27

Parker unleashed a fiery blast and sent it careening right at me. Yeah, this definitely wasn’t the same guy I’d met the day before.

I tried to dodge, but the surge of magic shot out so fast I didn’t have a chance. The flames crashed straight into me, but I hardly felt a thing. Only warmth, acknowledgment. The light in my chest glowed as the borrowed angel armor absorbed the full impact.

“They know,” Parker growled, and for a moment he looked too stunned to take any further action.

But that moment quickly passed and he hurled himself onto me, trapping my smaller body beneath his large, muscly one.

“Let me go!” I flailed against him.

“Tell me where the others are,” he demanded, but still he couldn’t force me to do it against my will. This wasn’t Parker. He didn’t have the same powers.

“No,” I told him with another grunt. “I won’t tell you anything until you explain who you are and what you want.”

If I could get and keep him talking until Greta returned, then everything would be okay. I was definitely doing my job as bait. Now I just had to hope my fisherman would come to the rescue before the armor took one too many hits and I got gobbled up whole.

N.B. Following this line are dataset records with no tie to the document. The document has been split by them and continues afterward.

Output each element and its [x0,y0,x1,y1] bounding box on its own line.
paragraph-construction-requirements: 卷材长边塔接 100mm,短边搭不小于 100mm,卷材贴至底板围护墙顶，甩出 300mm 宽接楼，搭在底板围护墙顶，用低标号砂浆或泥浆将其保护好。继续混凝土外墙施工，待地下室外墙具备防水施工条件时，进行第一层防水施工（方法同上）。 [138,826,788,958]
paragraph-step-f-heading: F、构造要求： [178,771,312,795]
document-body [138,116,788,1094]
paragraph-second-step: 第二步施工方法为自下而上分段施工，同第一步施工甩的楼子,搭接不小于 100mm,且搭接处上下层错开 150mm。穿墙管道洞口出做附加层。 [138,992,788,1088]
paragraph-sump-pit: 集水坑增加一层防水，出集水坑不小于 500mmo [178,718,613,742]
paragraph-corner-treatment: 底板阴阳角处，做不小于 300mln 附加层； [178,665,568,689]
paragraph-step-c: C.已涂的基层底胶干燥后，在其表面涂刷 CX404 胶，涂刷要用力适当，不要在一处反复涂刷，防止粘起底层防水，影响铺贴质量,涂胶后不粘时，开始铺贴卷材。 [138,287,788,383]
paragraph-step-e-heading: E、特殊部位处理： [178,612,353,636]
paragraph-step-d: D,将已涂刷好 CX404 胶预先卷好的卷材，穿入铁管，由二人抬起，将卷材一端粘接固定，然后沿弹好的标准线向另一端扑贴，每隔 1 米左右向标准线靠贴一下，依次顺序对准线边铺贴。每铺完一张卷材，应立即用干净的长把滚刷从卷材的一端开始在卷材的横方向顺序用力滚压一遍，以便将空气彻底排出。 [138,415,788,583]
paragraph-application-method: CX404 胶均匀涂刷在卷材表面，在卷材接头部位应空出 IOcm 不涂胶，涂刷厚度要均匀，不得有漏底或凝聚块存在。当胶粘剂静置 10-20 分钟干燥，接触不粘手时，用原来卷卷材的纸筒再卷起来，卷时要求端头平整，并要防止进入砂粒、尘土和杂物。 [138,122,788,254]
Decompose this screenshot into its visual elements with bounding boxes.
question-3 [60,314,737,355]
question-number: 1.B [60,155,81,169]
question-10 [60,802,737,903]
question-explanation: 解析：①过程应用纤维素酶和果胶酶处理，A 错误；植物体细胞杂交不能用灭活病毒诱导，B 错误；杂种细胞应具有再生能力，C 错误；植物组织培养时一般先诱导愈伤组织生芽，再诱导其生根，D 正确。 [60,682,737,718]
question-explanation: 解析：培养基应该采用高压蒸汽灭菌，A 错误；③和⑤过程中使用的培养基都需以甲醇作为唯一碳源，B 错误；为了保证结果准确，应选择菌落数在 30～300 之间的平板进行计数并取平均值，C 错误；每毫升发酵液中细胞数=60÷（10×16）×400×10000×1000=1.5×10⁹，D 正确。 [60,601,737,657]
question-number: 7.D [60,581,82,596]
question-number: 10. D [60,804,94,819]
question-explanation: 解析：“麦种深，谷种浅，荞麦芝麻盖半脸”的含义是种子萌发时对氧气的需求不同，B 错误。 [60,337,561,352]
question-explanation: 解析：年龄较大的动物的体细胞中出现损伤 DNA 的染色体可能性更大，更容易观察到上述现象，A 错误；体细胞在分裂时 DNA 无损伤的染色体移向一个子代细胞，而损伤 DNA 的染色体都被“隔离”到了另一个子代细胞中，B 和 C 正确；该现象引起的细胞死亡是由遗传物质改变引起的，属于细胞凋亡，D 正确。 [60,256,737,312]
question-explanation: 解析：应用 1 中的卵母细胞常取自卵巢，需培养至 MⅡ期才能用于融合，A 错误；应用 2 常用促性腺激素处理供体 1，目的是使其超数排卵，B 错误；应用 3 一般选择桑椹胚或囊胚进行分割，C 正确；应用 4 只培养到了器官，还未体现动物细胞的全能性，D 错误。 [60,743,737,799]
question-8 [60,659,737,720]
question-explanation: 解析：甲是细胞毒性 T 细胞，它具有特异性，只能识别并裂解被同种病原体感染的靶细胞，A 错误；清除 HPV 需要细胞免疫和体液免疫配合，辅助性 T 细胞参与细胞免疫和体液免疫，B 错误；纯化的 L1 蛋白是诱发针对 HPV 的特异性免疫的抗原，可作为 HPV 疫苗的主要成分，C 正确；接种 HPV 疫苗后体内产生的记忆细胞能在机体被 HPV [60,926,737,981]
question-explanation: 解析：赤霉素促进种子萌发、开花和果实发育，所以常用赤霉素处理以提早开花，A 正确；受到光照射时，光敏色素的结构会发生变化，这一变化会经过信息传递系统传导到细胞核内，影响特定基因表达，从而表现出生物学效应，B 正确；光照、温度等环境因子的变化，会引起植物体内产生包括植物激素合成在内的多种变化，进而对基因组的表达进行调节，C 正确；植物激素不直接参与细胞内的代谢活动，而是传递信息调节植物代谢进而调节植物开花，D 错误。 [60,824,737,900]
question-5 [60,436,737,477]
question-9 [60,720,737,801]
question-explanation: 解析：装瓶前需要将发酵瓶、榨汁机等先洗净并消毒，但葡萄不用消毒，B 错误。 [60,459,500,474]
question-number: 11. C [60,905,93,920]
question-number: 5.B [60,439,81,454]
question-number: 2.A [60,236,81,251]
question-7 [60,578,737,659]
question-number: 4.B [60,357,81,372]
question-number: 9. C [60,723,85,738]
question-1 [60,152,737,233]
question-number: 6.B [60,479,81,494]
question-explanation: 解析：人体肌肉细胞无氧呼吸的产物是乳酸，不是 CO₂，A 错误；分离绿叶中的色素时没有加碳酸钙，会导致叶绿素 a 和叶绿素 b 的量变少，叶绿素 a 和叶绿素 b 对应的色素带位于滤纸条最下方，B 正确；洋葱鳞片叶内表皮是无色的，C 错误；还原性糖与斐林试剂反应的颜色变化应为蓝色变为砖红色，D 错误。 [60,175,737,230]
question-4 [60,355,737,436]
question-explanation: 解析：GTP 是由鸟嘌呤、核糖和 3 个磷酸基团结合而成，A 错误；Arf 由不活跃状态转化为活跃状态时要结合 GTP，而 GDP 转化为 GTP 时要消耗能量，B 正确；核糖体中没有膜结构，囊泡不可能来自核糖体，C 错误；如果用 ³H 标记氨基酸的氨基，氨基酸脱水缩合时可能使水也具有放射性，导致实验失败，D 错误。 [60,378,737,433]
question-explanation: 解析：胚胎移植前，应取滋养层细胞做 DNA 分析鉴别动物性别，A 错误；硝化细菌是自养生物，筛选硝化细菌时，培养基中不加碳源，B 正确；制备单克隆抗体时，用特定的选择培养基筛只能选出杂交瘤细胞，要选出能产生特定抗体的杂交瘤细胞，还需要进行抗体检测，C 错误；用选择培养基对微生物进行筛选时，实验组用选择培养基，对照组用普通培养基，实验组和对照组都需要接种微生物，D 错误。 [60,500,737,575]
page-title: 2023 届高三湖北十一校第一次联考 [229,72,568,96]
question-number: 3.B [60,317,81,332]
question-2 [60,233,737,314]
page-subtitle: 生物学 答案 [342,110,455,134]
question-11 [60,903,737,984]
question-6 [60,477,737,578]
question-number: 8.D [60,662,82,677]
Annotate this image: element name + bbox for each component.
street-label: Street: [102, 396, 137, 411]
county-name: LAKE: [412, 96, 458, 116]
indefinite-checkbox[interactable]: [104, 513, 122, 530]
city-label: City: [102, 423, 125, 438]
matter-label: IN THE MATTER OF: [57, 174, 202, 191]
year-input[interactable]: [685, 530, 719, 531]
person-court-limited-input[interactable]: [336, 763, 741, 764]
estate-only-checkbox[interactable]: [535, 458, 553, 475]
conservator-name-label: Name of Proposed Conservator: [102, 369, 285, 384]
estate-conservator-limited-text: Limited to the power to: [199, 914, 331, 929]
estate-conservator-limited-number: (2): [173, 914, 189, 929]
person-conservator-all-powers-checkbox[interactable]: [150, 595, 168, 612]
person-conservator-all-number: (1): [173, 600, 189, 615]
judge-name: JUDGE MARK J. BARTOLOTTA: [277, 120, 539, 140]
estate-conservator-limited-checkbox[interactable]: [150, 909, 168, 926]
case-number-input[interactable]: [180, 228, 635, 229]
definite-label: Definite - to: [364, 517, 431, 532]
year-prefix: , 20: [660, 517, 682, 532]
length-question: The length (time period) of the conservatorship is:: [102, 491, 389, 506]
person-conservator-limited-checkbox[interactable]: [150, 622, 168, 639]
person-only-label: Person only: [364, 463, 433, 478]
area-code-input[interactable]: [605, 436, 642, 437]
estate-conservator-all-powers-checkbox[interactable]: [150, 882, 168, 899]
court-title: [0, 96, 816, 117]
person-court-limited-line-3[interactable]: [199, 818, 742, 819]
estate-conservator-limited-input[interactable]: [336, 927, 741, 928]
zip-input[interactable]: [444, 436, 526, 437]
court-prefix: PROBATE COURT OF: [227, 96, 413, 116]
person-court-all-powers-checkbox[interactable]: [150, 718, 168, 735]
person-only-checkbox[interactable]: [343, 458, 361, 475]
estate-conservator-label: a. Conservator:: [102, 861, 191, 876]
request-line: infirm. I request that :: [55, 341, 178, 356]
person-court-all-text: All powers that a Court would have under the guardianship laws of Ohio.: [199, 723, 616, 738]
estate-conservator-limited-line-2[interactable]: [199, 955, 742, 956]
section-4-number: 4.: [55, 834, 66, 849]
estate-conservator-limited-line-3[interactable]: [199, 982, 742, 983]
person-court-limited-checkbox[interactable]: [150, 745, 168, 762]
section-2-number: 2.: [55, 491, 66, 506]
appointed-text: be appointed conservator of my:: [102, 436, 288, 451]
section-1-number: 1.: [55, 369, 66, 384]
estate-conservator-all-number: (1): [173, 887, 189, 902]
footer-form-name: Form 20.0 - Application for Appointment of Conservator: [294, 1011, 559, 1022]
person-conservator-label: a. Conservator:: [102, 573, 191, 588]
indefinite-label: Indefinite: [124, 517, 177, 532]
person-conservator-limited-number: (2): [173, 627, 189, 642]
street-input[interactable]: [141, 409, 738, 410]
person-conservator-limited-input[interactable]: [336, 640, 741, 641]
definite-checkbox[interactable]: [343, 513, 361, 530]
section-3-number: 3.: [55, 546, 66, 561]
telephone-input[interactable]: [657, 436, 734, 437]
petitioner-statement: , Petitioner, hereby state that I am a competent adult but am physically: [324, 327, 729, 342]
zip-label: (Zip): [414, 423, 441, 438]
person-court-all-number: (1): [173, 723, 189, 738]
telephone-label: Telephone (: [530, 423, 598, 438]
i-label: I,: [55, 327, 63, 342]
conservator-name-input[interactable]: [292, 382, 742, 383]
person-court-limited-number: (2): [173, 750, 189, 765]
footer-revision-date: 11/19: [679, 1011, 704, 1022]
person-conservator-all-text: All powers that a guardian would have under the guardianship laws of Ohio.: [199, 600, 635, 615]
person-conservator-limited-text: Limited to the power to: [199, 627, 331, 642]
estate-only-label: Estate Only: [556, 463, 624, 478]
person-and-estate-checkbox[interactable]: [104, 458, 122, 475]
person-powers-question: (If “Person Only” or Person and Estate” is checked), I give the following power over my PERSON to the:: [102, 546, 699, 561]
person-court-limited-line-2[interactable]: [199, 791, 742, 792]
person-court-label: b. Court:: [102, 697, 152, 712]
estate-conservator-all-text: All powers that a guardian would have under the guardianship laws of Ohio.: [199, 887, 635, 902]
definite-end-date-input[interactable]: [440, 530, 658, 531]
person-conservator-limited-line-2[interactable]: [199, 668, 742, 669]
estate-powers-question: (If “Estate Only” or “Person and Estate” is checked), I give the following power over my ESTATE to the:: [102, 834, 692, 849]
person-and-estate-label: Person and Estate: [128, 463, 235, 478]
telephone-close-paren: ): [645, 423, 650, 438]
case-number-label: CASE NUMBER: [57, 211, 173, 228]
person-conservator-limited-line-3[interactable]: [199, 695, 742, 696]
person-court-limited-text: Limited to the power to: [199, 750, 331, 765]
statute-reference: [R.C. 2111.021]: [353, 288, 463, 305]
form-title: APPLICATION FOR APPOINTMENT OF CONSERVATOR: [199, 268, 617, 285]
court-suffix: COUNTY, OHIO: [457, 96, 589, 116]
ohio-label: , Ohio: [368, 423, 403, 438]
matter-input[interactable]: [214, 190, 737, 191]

“Who are you? Why are you even a part of this?” fake Parker demanded rather than offering any answers of his own.

“I’m Tawny,” I said blithely. The goal was to keep him talking, so if he wanted to hear about me, I was more than ready to offer up some info. “I’m just a temp.”

“They took your magic and kicked you out. Why are you in this house? What are you looking for?”

I absolutely was not going to tell him that I was only here to distract him, so instead I reached for my writer skills and concocted a story—a bit of pure and simple fiction to save the day.

“I live in the guest house out back. When they took my magic and kicked me out, I figured I’d been stiffed. I needed the money, though, that’s why I even took the lousy job in the first place. Figured with everyone’s attention focused elsewhere I could creep in here and find something to hock. Make sure I got some kind of payment for all my efforts.”

“You made a bad choice,” he hissed above me. “Because, see, now that you’re here, I can’t just let you go.”

“Then let me help you,” I suggested, giving up the struggle. The safest way to avoid getting hurt was to make him think I was on his side.

But it was to no avail. “I don’t need help from a normie. This will be easier without you here to get in the way.” He sent another surge of flames into my body, but I felt nothing this time. Just how long could this angel armor hold out? I really, really didn’t want to find out.

“What’s protecting you?” my attacker asked, further proof that he was not the Parker Barnes I knew and had even begun to care about a little.

“I don’t know,” I lied. I would have shrugged, but I still couldn’t move beneath him. “Magical residue, maybe? As you said, I’m nothing but a normie. Please just let me go.”

Another roar of ineffectual flames crashed against me.

“Use me as bait,” I suggested in a squeaky voice. Panic had begun to set it. Would Greta make it back in time, or would the next blast be the one to break through my armor?

“What?” he asked, his hand lifted to conjure another blow, then paused.

“Don’t just kill me. Use me as a bargaining piece for whatever it is you want.” If I could be the bait for the good guys, then I could be the bait for the bad guys, too. Only Greta had the full picture. I had to trust that she would be back soon and make sure I escaped this scuffle alive. I mean, if you couldn’t trust an angel, then who could you trust?

He pondered this for a few moments, and when at last he spoke again, it wasn’t to me. “There you are. Now get in here, and help me tie her up,” he said, pressing me harder into the ground. My face now lay flat against the heavy pile carpet in Mrs. Haberdash’s bedroom.

The echoing footsteps paused just outside the doorway.

“Well? Were you able to incapacitate any of them?” fake Parker pressed.

“No, unfortunately. They went to the power points as you anticipated, but they were unable to complete the ritual,” a husky feminine voice answered.

I couldn’t see much from my unfortunate position, but it was enough to recognize the pair of feet that joined us, dressed in thick black combat boots and a long flowy skirt.

Melony had arrived.

“Why not?” the man holding me down asked with a growl.

“One of their members suspected something and came to alert the others. I was just about to converge on the cat when it happened.”

“What did she say? Come out with it already!” My attacker shoved me into the floor with all his might, but the angel armor held strong.

Melony drew closer but remained a couple steps back. “I couldn’t hear, but the two of them took off together.”

“They’re going to warn the others. That means we don’t have much time,” the man said. “We have to finish this now. We might never get the chance again.”

I swallowed hard.

Whatever came next, I knew it wouldn’t be good.